Here I need to prove / disprove that the limit for the sequence of functions is one. Here is what I have found: $$\lim_{n \to \infty} \sqrt[n]{\left(1+\frac{1}{n}\right)^n -e}=1 \\ \text{sequence } \left(1+\frac{1}{n}\right)^n \text{ upper limit is } e \Rightarrow \lim_{n \to \infty} sup = 0 \neq 1 $$
But why is the sup taken in order to disprove that the limit is not equal to 1?
Note that $\left(1+\frac1n\right)^n<e$. Hence, $\left(1+\frac1n\right)^n-e<0$. Inasmuch as $\sqrt[n]{x}$ is not defined for $x<0$ when $n$ is an even integer, the limit is not well defined.

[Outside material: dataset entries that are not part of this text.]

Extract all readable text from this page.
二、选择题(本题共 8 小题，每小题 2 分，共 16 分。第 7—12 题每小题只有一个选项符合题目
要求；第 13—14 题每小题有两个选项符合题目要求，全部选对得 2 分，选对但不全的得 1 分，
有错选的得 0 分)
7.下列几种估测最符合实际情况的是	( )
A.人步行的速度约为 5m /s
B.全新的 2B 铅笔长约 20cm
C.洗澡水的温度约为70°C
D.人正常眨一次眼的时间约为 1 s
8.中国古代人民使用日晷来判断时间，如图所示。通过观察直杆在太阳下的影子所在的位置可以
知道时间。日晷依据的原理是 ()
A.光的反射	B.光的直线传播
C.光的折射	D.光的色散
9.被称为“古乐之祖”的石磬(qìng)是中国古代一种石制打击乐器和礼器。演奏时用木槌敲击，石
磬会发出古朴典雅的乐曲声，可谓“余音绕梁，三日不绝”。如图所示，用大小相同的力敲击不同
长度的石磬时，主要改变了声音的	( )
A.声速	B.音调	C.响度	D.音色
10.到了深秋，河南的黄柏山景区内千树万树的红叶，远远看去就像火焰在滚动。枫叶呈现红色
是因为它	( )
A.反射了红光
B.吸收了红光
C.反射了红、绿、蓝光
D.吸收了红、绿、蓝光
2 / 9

Instead, let's analyze the limit $$\lim_{n\to\infty }\sqrt[n]{e-\left(1+\frac1n\right)^n}$$To proceed, we write
$$\begin{align} e-\left(1+\frac1n\right)^n&=e\left(1-e^{n\log\left(1+\frac1n\right)-1}\right)\\\\ &=e\left(1-e^{-\frac1{2n}+O\left(\frac1{n^2}\right)}\right)\\\\ &=e\left(\frac1{2n}+O\left(\frac1{n^2}\right)\right) \end{align}$$
whereupon taking the $n$th root and letting $n\to \infty$, we find that
$$\lim_{n\to\infty }\sqrt[n]{e-\left(1+\frac1n\right)^n}=1$$